Last week her computer was hacked, and message was on her computer (just like on a TV show). Something about the Federal reserve has frozen your accounts and you need to send $12,000 in Bitcoin to unfreeze. Why she didn’t contact, the police, my sister, her finance is a mystery but she didn’t.

Instead she went to one of the only/few Bitcoin ATM in the state, and made 3 depositing of just over 12000 total bought some fractions of a bitcoin which then dutifully transferred over to the scammers wallet. She was heartbroken, and begged the woman, who the store where Bitcoin ATM was located to help her, but of course she couldn’t help.

I suppose if the money had been wired it also likely would have been gone, although wires can be reversed, cash can be recovered, checks can be stopped. But Bitcoin you are pretty much hosed.

At a first approximation, crypto is for criminals.

Actually, to about 12 decimal places. Sure, it may be for “anonymity”, but crypto tumblers are purpose built cryptocurreny laundering services. That which isnt outright fraud are boondoggles.

Sorry to hear this, that’s awful. Bitcoin/crypto is one of the few technologies I’d welcome being made illegal, its impact seems overwhelmingly negative both on society and the environment.

That’s a terrible story, sorry to hear it.

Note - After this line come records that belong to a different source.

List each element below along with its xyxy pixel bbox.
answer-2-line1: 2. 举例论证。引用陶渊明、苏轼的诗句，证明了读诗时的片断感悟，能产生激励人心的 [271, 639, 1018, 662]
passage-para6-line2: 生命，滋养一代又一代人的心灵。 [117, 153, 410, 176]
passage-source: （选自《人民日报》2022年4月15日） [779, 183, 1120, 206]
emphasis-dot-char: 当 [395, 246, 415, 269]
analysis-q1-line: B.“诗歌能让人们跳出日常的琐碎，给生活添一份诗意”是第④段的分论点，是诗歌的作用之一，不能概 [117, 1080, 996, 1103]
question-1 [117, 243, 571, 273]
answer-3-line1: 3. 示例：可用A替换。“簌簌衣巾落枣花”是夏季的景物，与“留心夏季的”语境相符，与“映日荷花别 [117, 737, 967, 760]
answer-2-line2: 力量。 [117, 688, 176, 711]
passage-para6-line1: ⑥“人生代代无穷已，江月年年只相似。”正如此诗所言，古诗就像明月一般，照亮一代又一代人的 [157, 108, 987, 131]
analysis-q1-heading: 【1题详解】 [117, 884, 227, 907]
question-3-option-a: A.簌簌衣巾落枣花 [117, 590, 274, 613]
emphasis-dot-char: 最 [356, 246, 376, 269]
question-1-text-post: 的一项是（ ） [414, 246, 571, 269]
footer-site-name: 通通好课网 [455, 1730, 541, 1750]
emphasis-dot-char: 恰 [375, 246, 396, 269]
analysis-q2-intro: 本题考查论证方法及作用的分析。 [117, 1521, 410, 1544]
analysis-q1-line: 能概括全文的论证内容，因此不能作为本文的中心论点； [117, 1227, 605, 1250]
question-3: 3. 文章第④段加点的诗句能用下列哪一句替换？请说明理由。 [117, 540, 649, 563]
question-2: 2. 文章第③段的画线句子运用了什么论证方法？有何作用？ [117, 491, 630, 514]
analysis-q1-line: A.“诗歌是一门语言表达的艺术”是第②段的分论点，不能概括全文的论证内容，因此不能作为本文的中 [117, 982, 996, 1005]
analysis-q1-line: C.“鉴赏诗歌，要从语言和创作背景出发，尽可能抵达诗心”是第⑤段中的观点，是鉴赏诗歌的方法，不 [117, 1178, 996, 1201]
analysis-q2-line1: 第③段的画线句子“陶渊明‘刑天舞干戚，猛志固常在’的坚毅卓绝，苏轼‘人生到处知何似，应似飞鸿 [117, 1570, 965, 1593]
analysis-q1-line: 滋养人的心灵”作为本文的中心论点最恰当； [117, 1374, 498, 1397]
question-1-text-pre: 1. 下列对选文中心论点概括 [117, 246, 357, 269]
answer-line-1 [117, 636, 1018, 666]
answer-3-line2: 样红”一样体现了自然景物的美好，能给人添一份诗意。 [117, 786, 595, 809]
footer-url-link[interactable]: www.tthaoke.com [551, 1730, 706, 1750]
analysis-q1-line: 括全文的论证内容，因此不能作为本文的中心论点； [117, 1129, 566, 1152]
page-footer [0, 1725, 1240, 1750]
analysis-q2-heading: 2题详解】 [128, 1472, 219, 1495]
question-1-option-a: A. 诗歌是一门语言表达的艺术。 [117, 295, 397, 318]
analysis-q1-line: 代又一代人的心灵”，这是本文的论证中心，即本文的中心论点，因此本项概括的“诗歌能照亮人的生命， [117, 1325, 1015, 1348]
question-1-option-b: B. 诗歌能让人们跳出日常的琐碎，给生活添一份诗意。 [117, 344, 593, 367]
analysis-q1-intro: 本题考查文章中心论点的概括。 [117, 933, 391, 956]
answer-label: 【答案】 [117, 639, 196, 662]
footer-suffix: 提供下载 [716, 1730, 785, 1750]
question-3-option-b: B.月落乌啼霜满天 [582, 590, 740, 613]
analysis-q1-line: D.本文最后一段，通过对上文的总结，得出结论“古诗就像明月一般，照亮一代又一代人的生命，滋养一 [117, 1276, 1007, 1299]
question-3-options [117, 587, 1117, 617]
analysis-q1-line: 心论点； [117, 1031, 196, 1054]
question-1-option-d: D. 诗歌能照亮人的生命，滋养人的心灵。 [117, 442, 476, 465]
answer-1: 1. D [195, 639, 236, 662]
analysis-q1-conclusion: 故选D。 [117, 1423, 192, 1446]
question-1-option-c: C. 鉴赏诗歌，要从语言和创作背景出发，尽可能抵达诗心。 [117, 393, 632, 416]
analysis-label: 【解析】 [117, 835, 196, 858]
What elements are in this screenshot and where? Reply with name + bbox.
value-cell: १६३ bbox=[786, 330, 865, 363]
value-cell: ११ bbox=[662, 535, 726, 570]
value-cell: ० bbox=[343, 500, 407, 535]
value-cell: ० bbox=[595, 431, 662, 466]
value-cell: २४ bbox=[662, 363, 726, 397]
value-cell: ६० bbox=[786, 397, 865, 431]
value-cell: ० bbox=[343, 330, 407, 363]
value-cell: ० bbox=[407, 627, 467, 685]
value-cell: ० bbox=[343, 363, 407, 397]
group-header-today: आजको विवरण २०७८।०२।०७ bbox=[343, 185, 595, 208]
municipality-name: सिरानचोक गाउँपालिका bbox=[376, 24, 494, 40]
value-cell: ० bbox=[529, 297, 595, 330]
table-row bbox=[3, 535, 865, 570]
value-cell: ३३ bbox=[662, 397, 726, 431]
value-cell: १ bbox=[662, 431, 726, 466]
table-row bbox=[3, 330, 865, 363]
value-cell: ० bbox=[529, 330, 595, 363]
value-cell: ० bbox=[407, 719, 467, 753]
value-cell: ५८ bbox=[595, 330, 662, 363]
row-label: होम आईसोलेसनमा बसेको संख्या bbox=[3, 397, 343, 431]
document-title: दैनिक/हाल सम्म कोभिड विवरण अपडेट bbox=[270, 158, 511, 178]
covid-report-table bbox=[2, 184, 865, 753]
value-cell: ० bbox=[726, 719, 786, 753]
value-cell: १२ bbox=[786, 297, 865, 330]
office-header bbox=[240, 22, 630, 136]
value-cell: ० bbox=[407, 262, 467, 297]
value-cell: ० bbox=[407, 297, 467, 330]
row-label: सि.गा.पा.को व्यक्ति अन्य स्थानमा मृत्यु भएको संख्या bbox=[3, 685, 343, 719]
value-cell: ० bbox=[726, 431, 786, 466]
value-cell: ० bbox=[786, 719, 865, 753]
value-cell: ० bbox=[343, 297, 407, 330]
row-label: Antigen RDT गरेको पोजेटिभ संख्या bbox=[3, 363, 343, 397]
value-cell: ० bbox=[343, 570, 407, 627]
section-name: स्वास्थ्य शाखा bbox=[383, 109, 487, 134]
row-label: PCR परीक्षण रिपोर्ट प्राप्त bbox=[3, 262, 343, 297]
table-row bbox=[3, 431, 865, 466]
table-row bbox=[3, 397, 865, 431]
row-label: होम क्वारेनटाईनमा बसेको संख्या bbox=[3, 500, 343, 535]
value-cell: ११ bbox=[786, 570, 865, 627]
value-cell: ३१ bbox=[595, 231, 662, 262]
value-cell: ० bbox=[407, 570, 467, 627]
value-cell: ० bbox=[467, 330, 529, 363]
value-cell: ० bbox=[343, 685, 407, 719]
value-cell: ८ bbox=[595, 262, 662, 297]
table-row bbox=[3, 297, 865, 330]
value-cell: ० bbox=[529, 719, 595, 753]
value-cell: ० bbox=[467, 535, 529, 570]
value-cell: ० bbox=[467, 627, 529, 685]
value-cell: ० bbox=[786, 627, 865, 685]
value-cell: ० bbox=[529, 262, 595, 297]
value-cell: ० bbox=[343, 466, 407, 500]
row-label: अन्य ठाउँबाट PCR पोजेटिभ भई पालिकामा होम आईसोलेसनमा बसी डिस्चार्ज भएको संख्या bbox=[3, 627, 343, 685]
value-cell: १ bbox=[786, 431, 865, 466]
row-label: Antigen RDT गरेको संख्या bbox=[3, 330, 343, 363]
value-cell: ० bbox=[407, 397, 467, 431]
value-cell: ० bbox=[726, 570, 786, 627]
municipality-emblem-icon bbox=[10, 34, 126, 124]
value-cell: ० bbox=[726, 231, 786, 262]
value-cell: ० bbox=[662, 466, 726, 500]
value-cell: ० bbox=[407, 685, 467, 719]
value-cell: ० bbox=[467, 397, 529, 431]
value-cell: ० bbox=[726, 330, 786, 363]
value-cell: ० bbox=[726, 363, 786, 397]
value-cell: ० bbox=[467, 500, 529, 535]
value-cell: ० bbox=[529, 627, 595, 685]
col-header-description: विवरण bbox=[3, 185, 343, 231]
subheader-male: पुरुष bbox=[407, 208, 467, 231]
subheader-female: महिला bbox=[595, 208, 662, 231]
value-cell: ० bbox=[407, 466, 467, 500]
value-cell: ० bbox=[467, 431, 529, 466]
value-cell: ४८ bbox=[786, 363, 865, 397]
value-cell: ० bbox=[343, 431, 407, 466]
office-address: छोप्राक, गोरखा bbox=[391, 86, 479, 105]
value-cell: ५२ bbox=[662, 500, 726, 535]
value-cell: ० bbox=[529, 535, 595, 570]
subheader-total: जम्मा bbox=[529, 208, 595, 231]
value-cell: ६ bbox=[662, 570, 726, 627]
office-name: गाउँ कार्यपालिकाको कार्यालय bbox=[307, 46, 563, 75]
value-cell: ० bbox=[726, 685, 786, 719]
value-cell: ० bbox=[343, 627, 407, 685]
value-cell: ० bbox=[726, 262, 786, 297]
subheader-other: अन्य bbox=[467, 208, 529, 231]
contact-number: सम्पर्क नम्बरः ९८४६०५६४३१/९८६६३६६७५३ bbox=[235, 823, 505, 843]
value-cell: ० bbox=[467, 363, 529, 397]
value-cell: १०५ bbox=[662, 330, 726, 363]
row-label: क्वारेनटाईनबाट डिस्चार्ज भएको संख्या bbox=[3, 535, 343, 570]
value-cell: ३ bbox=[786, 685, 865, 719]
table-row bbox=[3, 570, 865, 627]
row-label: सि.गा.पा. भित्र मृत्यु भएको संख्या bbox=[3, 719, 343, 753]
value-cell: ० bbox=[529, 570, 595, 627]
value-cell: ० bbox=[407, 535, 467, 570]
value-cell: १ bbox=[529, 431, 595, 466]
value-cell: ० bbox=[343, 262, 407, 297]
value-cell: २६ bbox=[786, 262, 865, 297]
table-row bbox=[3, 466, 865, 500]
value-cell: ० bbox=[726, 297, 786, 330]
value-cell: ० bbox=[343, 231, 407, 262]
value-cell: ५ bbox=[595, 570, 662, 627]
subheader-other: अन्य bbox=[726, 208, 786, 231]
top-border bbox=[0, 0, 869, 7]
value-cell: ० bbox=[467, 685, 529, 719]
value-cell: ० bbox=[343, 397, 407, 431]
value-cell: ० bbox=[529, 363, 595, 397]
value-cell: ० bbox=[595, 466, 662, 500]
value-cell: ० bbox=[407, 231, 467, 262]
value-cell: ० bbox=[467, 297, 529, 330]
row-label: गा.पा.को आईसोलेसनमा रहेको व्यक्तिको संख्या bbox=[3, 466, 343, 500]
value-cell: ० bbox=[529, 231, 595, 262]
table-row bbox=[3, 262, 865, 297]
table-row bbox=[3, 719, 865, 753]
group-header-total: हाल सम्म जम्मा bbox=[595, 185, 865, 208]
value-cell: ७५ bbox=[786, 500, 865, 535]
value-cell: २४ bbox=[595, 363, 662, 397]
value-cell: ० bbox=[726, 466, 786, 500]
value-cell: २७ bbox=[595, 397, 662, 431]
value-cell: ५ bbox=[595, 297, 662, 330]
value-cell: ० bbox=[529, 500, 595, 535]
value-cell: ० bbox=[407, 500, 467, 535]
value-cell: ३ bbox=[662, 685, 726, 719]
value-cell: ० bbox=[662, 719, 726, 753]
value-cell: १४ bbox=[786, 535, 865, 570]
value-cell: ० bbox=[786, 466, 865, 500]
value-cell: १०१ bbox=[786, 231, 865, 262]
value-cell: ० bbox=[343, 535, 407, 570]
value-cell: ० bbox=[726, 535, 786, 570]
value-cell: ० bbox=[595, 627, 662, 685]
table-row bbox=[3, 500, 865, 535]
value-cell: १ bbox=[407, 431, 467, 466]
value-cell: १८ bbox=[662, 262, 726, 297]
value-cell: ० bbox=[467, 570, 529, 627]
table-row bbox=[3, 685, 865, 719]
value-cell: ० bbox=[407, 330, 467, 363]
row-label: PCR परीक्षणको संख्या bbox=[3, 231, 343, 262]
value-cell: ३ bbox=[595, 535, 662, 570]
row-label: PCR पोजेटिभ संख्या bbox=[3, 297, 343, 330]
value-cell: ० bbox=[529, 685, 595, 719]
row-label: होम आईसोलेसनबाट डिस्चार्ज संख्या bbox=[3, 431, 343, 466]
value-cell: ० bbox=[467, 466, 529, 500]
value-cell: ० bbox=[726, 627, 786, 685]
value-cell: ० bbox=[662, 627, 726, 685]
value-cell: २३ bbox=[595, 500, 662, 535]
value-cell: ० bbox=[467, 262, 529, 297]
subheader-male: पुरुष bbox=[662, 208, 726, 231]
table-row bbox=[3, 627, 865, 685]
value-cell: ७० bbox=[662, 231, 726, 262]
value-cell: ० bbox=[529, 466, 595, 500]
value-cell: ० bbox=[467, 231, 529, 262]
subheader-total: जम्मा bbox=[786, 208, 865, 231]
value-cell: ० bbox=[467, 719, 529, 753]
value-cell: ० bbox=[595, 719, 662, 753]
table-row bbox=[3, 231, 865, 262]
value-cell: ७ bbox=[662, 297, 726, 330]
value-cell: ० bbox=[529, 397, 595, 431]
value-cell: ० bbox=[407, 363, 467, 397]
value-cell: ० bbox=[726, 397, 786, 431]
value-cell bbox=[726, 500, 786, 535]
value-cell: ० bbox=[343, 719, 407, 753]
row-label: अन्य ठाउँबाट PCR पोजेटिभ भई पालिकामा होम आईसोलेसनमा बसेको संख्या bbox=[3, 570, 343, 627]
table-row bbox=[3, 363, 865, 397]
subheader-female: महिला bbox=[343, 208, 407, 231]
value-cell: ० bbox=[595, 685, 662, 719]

My sense is that if she had called the police or some other authorities, they would have done nothing at all. All of these scammers seem to operate with total impunity. I get phone calls from people every day, who claim to be the Social Security police or the Federal Reserve Bank police or whatever. Apparently they don’t have any fear at all. All of them are trying to frighten vulnerable people into sending them money. It doesn’t matter how many times you report them, they never stop. You can try to block their numbers, but they’re all fake caller ID numbers, taking advantage of legal caller ID spoofing capabilities intended for call centers.

She did go to the cops after the fact, and of course, there is nothing for them to do.

If you are a hospital or business that pays millions in Bitcoin ransom, the FBI will watch the coins, but for the small-time stuff no help.

Yeah. The thing that surprises me is that these scammers are pretending to be federal law enforcement officers or representatives of federal agencies. You would think that would be enough to get federal authorities interested, but nope.